Milk is produced in multiple phases, which aims to eliminate microorganisms and extend the product’s shelf life. The United States Department of Agriculture provides recommendations for milk production. Dairy cows will be reared and milked before the milk is stored at 40°F or below and transported for testing and processing. The following steps are involved in milk processing:

Pasteurization is the process of heating milk to kill microorganisms before cooling it again.
Homogenization: An atomizer uniformly distributes fat throughout the milk, preventing it from settling to the top.

Separation For different types of milk, a centrifuge spins the milk to separate the cream before recombining it with varying fat levels.
Other steps, such as additional filtering or ultra-high temperature treatment, may be required.

Pasteurization destroys most bacteria in milk, but not all of them, which can continue to thrive after processing. When milk is opened at home, additional germs might enter and develop, causing the milk to deteriorate.

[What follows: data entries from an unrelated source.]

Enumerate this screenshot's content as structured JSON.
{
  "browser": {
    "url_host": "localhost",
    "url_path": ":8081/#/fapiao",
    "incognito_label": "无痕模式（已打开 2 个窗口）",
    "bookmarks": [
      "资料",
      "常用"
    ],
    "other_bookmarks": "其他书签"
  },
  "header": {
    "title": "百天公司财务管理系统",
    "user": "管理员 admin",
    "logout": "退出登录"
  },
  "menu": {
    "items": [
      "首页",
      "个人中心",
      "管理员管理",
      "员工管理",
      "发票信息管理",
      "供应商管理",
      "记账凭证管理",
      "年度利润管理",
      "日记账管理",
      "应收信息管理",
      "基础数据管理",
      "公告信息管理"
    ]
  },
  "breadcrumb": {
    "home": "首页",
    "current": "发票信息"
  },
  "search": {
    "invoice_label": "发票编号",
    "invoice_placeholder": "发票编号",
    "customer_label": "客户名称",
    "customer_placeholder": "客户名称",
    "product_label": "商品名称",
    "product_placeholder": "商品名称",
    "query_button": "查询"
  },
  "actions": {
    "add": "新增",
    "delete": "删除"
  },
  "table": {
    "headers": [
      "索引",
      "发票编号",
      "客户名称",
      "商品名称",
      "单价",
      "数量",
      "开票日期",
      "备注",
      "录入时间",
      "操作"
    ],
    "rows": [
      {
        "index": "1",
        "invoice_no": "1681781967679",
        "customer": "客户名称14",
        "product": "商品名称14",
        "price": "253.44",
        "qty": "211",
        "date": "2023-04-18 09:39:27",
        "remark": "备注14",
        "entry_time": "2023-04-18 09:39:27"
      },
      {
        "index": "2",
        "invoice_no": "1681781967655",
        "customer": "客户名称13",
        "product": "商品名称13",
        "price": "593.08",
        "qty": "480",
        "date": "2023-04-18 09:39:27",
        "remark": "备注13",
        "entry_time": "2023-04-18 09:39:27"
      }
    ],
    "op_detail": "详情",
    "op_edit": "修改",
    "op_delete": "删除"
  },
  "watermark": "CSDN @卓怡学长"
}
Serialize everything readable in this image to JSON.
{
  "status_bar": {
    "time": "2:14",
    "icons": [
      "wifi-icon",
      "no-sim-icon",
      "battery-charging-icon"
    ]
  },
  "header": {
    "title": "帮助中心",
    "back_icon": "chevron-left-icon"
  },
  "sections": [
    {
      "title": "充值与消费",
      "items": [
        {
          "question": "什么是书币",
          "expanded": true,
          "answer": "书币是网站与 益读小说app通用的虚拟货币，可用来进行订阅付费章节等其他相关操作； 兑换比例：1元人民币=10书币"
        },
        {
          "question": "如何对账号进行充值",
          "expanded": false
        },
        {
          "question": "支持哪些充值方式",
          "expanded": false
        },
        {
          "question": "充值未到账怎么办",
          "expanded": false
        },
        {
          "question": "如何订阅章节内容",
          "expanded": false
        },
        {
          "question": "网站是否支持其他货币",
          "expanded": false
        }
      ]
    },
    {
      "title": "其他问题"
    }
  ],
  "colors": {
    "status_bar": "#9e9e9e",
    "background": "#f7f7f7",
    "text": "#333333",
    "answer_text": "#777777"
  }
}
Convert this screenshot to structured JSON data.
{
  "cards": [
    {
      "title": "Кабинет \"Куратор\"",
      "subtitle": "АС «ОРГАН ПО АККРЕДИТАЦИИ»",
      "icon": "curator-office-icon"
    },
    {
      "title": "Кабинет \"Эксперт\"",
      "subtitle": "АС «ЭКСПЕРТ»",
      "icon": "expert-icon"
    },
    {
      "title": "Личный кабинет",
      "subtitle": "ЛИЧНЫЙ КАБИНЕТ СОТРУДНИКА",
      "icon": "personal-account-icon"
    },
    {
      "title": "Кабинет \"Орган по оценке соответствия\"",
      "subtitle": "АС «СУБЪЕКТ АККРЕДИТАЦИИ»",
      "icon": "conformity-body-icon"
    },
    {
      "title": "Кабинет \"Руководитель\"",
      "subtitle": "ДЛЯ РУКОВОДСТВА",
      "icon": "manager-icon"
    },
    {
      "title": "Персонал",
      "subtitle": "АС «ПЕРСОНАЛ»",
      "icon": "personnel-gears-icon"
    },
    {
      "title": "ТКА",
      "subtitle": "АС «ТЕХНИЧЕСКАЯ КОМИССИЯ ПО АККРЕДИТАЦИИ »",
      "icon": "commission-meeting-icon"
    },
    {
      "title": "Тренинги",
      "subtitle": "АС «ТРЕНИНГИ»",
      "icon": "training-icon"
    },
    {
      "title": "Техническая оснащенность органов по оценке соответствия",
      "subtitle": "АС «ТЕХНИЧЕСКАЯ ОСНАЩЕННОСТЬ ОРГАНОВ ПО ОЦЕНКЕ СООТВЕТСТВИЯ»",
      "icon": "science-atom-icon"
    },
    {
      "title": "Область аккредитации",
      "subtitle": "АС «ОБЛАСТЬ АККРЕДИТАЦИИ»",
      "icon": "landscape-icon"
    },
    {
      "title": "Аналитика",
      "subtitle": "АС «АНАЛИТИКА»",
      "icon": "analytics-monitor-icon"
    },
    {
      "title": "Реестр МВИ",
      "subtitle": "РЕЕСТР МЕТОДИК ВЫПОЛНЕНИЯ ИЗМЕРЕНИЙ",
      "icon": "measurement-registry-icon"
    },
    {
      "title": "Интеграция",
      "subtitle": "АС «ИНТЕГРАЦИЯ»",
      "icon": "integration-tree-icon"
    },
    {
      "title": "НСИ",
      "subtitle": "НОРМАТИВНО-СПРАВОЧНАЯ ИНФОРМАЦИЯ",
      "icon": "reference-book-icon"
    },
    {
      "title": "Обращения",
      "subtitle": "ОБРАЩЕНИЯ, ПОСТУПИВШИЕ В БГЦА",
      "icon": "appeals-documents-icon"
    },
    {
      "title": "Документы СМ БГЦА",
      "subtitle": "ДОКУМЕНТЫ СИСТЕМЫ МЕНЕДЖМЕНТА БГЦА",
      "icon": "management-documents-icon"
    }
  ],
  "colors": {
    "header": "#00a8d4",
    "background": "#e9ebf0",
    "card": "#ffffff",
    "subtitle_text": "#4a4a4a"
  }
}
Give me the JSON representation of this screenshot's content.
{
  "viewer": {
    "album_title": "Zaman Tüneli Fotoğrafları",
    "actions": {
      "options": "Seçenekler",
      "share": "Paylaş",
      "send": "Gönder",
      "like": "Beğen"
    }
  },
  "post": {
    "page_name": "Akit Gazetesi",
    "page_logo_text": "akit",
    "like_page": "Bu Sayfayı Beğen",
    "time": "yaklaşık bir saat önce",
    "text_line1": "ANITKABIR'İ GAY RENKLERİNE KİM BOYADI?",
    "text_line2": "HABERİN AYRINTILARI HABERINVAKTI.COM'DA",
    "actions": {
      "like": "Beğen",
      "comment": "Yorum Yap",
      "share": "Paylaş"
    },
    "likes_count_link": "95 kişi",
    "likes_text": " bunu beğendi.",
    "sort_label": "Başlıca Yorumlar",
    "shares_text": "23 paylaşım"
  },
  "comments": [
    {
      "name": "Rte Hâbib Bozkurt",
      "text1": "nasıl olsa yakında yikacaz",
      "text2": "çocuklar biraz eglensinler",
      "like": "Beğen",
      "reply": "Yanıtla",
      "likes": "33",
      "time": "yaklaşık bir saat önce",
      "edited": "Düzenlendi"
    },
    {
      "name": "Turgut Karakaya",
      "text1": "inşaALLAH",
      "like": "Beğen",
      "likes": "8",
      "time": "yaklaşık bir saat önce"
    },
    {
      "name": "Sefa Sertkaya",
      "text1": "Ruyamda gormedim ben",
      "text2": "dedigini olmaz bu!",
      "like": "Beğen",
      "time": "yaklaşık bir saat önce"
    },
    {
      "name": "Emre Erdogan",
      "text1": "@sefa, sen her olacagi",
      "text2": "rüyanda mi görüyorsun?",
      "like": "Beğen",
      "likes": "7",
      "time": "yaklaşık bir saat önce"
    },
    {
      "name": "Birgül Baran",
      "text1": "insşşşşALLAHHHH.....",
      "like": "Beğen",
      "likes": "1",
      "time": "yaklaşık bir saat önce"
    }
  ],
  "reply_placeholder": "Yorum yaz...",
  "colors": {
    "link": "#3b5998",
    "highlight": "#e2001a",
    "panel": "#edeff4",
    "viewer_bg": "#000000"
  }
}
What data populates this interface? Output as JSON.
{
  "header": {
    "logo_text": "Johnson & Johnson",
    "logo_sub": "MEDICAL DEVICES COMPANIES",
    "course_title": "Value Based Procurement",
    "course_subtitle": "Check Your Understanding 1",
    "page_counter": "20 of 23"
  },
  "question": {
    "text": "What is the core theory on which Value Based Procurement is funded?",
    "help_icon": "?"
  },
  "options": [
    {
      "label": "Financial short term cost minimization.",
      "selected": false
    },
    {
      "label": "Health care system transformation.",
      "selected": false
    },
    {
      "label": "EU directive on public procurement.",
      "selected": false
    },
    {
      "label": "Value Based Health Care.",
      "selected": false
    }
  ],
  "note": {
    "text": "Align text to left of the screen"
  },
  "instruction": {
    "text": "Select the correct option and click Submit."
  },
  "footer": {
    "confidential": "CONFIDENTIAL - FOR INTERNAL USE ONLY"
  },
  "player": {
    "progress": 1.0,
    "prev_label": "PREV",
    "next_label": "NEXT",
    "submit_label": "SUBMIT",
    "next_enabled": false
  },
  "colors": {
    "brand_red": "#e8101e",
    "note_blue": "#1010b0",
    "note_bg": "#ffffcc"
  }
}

In addition to these signs, you can also smell milk if you can’t smell it. If you can’t smell it, ask someone else to sniff it for you. If you can’t smell the milk, you can also smell its odor. Sour milk will have a foul odor. It’s essential to avoid this type of milk, and it’s also essential to avoid contaminated food. One of the most critical signs of spoiled milk is a discolored appearance.

Milk with a sour odor is a good sign that it’s spoiled. It’s also spoiled if it has a sour odor, and it also has an unpleasant smell. These are all clues that milk is spoiled. Don’t drink it if it has a sour smell. If it smells like milk, it’s probably spoiled, and if it has a sour odor, it’s spoiled.